Thanks to Claudia for the beta.
He left the horse at the edge of the sea of Rhûn – he'd run the useless beast into the ground, until neither his sorcery nor the sheer force of his almighty will could persuade it to go further. He did not have the time to bleed it dry, to take what power he might from it – he was fleeing now, the admission near-painful. Beaten down by a rabble of Elves and Men, by creatures that he thought were long put beneath him.
Ah, but there was a certain freedom he had now. The bonds that Sauron had put upon him were gone – his actions were his own. And the secret that he held; not even Saruman had known of that. He turned and spat back in the direction of Gondor, and of the Elf-Kingdoms. Let them rejoice, the fools. He would return, and when he did, that self-proclaimed King would have nothing more to rule but ashes and dust.
He would need a name, he thought. He'd long forgotten his mother-given name, although not quite forgotten his mother – he had an occasional flash of memory, heard in his mind a snatch of cradle-song sung to a beloved son, and then quelled it as quickly as he could. Sentiment helped nobody. Emotions made you weak, and he who had been called the Mouth of Sauron abhorred weakness.

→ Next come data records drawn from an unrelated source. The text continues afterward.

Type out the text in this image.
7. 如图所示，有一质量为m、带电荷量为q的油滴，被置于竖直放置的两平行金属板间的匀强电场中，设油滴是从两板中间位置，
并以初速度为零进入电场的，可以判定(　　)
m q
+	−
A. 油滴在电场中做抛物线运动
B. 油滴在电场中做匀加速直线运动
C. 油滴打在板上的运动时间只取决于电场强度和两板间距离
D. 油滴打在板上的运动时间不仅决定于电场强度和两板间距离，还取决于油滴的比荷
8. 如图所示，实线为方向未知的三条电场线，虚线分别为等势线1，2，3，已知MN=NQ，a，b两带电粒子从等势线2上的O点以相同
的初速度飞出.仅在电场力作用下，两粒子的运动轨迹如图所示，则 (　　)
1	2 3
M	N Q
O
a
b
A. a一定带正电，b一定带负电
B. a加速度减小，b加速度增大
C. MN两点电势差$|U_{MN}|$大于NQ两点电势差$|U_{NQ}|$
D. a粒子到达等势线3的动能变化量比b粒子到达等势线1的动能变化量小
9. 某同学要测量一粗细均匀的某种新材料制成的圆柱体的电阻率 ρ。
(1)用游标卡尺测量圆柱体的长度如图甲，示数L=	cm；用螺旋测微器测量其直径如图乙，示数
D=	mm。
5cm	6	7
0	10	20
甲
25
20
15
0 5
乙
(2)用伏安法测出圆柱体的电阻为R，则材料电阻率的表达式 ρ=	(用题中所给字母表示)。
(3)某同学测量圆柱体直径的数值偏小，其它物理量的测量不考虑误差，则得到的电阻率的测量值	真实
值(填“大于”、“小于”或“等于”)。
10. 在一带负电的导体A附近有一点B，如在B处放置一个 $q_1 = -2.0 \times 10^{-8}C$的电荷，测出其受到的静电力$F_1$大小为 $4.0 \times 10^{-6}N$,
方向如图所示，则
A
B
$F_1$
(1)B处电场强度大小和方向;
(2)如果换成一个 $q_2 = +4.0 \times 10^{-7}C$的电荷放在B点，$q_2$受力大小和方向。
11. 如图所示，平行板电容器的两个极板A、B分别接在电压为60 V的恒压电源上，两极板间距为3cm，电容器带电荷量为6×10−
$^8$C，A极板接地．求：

He'd spoken naught but the tongue of Orcs for many years, too many, but a tongue formed in their harsh language would not suit his purpose. Adûnaic, the language of his ancestors, brought with it too many painful memories. In the end, he settled upon a name in the Elvish tongue, for the mere fact that it amused him to bend the words of that people to his own purpose. Morglin, he named himself, dark gleam, named for the flash of a blade in the dark that was the last thing many of his enemies had seen.

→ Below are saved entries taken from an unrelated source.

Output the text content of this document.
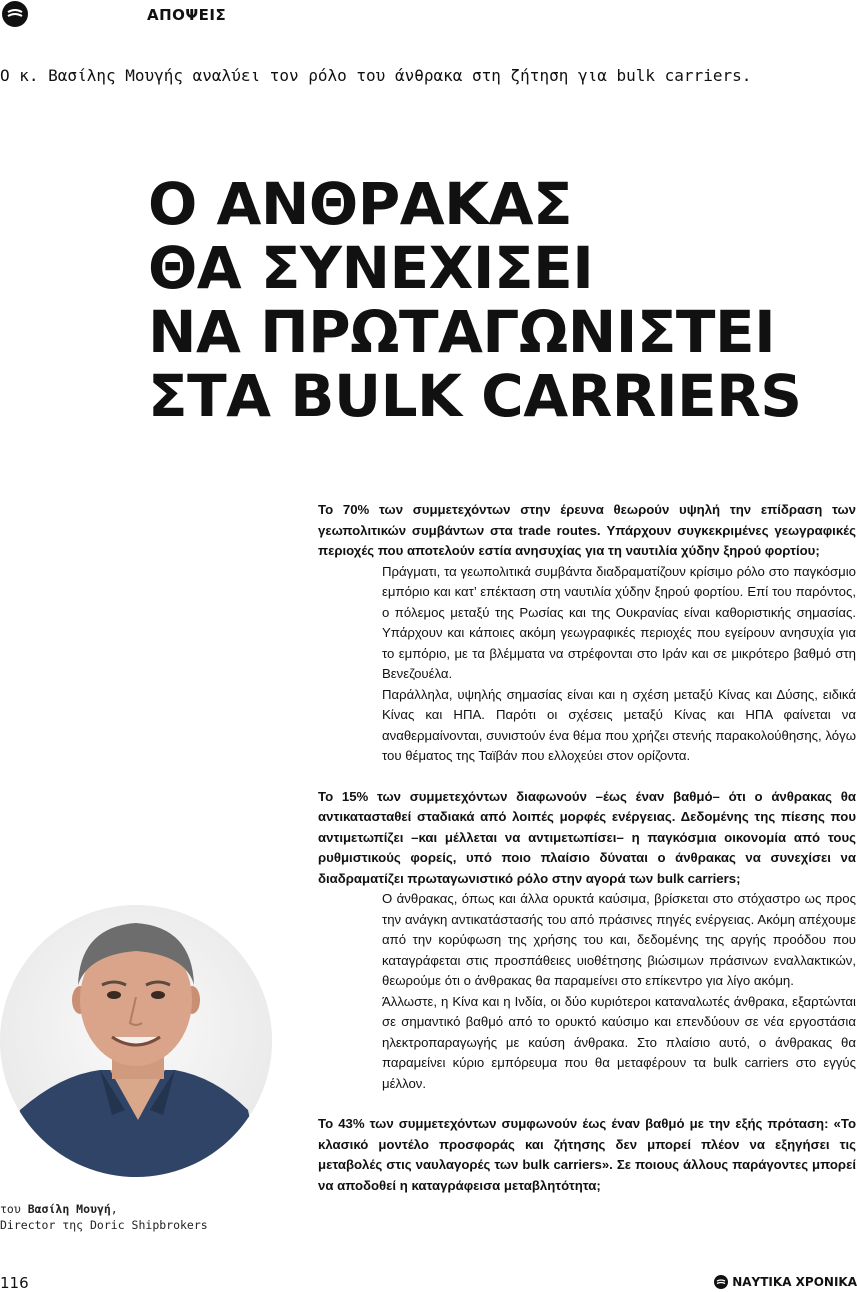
ΑΠΟΨΕΙΣ
Ο κ. Βασίλης Μουγής αναλύει τον ρόλο του άνθρακα στη ζήτηση για bulk carriers.
Ο ΑΝΘΡΑΚΑΣ
ΘΑ ΣΥΝΕΧΙΣΕΙ
ΝΑ ΠΡΩΤΑΓΩΝΙΣΤΕΙ
ΣΤΑ BULK CARRIERS

Το 70% των συμμετεχόντων στην έρευνα θεωρούν υψηλή την επίδραση των γεωπολιτικών συμβάντων στα trade routes. Υπάρχουν συγκεκριμένες γεωγραφικές περιοχές που αποτελούν εστία ανησυχίας για τη ναυτιλία χύδην ξηρού φορτίου;

Πράγματι, τα γεωπολιτικά συμβάντα διαδραματίζουν κρίσιμο ρόλο στο παγκόσμιο εμπόριο και κατ’ επέκταση στη ναυτιλία χύδην ξηρού φορτίου. Επί του παρόντος, ο πόλεμος μεταξύ της Ρωσίας και της Ουκρανίας είναι καθοριστικής σημασίας. Υπάρχουν και κάποιες ακόμη γεωγραφικές περιοχές που εγείρουν ανησυχία για το εμπόριο, με τα βλέμματα να στρέφονται στο Ιράν και σε μικρότερο βαθμό στη Βενεζουέλα.

Παράλληλα, υψηλής σημασίας είναι και η σχέση μεταξύ Κίνας και Δύσης, ειδικά Κίνας και ΗΠΑ. Παρότι οι σχέσεις μεταξύ Κίνας και ΗΠΑ φαίνεται να αναθερμαίνονται, συνιστούν ένα θέμα που χρήζει στενής παρακολούθησης, λόγω του θέματος της Ταϊβάν που ελλοχεύει στον ορίζοντα.

Το 15% των συμμετεχόντων διαφωνούν –έως έναν βαθμό– ότι ο άνθρακας θα αντικατασταθεί σταδιακά από λοιπές μορφές ενέργειας. Δεδομένης της πίεσης που αντιμετωπίζει –και μέλλεται να αντιμετωπίσει– η παγκόσμια οικονομία από τους ρυθμιστικούς φορείς, υπό ποιο πλαίσιο δύναται ο άνθρακας να συνεχίσει να διαδραματίζει πρωταγωνιστικό ρόλο στην αγορά των bulk carriers;

Ο άνθρακας, όπως και άλλα ορυκτά καύσιμα, βρίσκεται στο στόχαστρο ως προς την ανάγκη αντικατάστασής του από πράσινες πηγές ενέργειας. Ακόμη απέχουμε από την κορύφωση της χρήσης του και, δεδομένης της αργής προόδου που καταγράφεται στις προσπάθειες υιοθέτησης βιώσιμων πράσινων εναλλακτικών, θεωρούμε ότι ο άνθρακας θα παραμείνει στο επίκεντρο για λίγο ακόμη.

Άλλωστε, η Κίνα και η Ινδία, οι δύο κυριότεροι καταναλωτές άνθρακα, εξαρτώνται σε σημαντικό βαθμό από το ορυκτό καύσιμο και επενδύουν σε νέα εργοστάσια ηλεκτροπαραγωγής με καύση άνθρακα. Στο πλαίσιο αυτό, ο άνθρακας θα παραμείνει κύριο εμπόρευμα που θα μεταφέρουν τα bulk carriers στο εγγύς μέλλον.

Το 43% των συμμετεχόντων συμφωνούν έως έναν βαθμό με την εξής πρόταση: «Το κλασικό μοντέλο προσφοράς και ζήτησης δεν μπορεί πλέον να εξηγήσει τις μεταβολές στις ναυλαγορές των bulk carriers». Σε ποιους άλλους παράγοντες μπορεί να αποδοθεί η καταγράφεισα μεταβλητότητα;

του Βασίλη Μουγή,
Director της Doric Shipbrokers
116	ΝΑΥΤΙΚΑ ΧΡΟΝΙΚΑ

On the horizon, a small settlement could be seen—a fishing village, most likely. Morglin smiled a dark smile, and headed towards it. Where there were people, he could find a horse. His destination was still far to the east. Once again, he slipped his prize from beneath his doublet, turning it over in his hands.
A few years back some Orcs under his command had taken it upon themselves to despoil some barrows they'd found, to the north of Khand. The locals had avoided the spot, seemingly consumed with fear. But his troops did not know fear; or rather, they feared him, and his master, more than they could have feared anything else.
The place was protected by magic; twelve were killed in the act of breaching the wards, another five he drained the life from to cast his own spell in reply. The middle barrow had been the largest, yet the plainest; while the surviving orcs squabbled over gold and mithril trinkets, no doubt only to be piled in the corner of their filthy hovels and forgotten about, he had stood inside it, and stared.
Upon the walls the words were clear as day, undimmed by the passage of ages. Alatar I was, and shall remain. In my keeping the Key lies – Pallando alone knows the way to the door. Fallen we were, but none can fall so far as to fade from the sight of the One.
It did not look like a key; in fact, it did not look like much at all, although when Morglin caught sight of it out of the corner of his eye it sometimes seemed to change shape. In the palm of the hand it was sometimes warm, sometimes ice-cold; at night he dreamt of it.
The Key. He'd tracked the story down, whispers of myth and legend, notes scribbled by madmen upon scraps of human skin. He'd turned magic to it, scrying in crystal and blood; he dared not try the Palantir. Bit by bit, the secrets of the world had unfolded, the truth unveiled.
The Key to a lock unthought-of; the key to the Void. A way to release Morgoth, to bring about the Dagor Dagorath. He held in his hand the power to destroy the world, and create it anew.
He had said nothing of it to Sauron.
He smiled once more, tucking his prize back into a hidden pocket. He had a Blue Wizard to hunt down, and a destiny to fulfil.
A/N: Dagor Dagorath: The great battle at the end of the world, when the armies of Morgoth, the first Dark Lord, and those of Manwë, his brother, and highest of all the Valar, will do battle to decide the fate of the world forever.